I visited Bournemouth to participate in a day-long seminar on transport arranged by the Council for councillors and officials. My fellow speakers were my UCL colleague, Peter Jones, and Phil Jones, a consultant transport planner. My presentation Metz Bournemouth 14-4-16
We see that big cities such as London attract people to work, study and live, which results in higher population density and prompts investment in rail-based public transport since growth of mobility cannot be met by more cars on the road network. But for smaller cities and larger towns like Bournemouth, the route to more sustainable transport is less clear. Cars are popular and responsible for 67% of commuting trips in Bournemouth, substantially higher than the 44% for Brighton, another prosperous south coast resort, perhaps reflecting thre latter’s more youthful demographic profile and better co-operation between the local authority and the bus operators. There may be lessons to be learned from Brighton’s experience.

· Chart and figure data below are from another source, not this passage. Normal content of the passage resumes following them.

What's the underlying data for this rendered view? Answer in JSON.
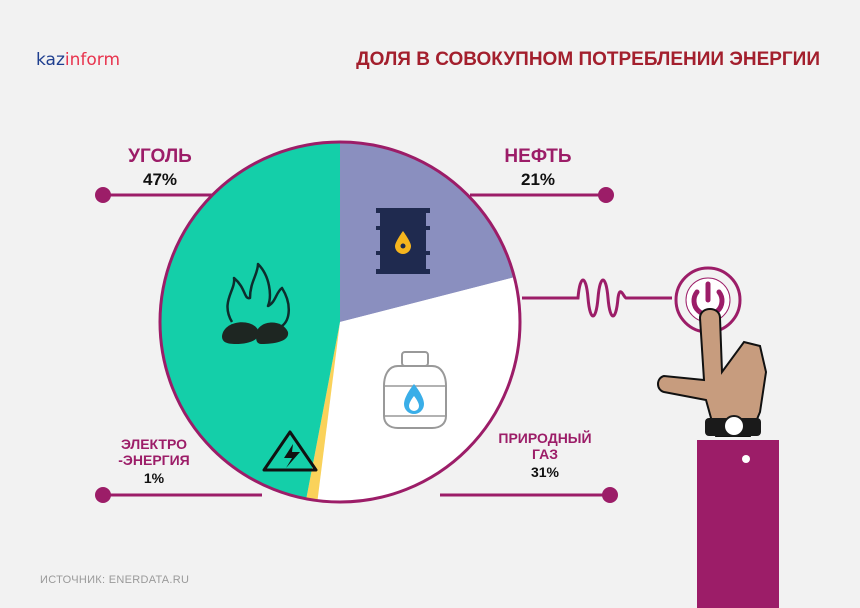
{
  "logo": {
    "part1": "kaz",
    "part2": "inform"
  },
  "title": "ДОЛЯ В СОВОКУПНОМ ПОТРЕБЛЕНИИ ЭНЕРГИИ",
  "source": "ИСТОЧНИК: ENERDATA.RU",
  "labels": {
    "coal": {
      "name": "УГОЛЬ",
      "value": "47%"
    },
    "oil": {
      "name": "НЕФТЬ",
      "value": "21%"
    },
    "gas": {
      "name_line1": "ПРИРОДНЫЙ",
      "name_line2": "ГАЗ",
      "value": "31%"
    },
    "electricity": {
      "name_line1": "ЭЛЕКТРО",
      "name_line2": "-ЭНЕРГИЯ",
      "value": "1%"
    }
  },
  "colors": {
    "coal": "#14cfa9",
    "oil": "#8a8fbf",
    "gas": "#ffffff",
    "electricity": "#fad25a",
    "accent": "#9c1d68",
    "title": "#a31f2d"
  },
  "chart_data": {
    "type": "pie",
    "title": "ДОЛЯ В СОВОКУПНОМ ПОТРЕБЛЕНИИ ЭНЕРГИИ",
    "categories": [
      "НЕФТЬ",
      "ПРИРОДНЫЙ ГАЗ",
      "ЭЛЕКТРОЭНЕРГИЯ",
      "УГОЛЬ"
    ],
    "values": [
      21,
      31,
      1,
      47
    ],
    "display_values": [
      "21%",
      "31%",
      "1%",
      "47%"
    ],
    "icons": [
      "oil-barrel-icon",
      "gas-cylinder-icon",
      "high-voltage-icon",
      "burning-coal-icon"
    ]
  }
}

More generally, my sense is that smaller cities and larger towns need to decide what kind of a place they want to be, and then work towards that aim incrementally, using stick and carrots. A traditional aim has been to accommodate the car with plenty of cheap parking, thus attracting the trade of visitors. But then the volume of urban traffic lessens the sense of place and attractiveness of the destination. Pushing back the cars, for instance through higher parking charges, may be unpopular in the short term, but may generate a source of revenue that would allow attractive improvements to be made to the urban realm. Fostering bus services and cycling by means of appropriate infrastructure investment is the carrot to balance the stick of parking constraints.
Breaking down the customary distinction between carriageway for vehicles and footway for pedestrians can be helpful in reducing conflicts and accommodating both, as the example of Poynton, Cheshire demonstrates.
In my presentation, I drew attention to evidence that travel in the twenty-first century is turning out to be different from travel in the twentieth, in particular that growing prosperity is no longer necessarily associated with increasing car use. This creates opportunities for policy initiatives in towns like Bournemouth that go with the grain of more sustainable trends.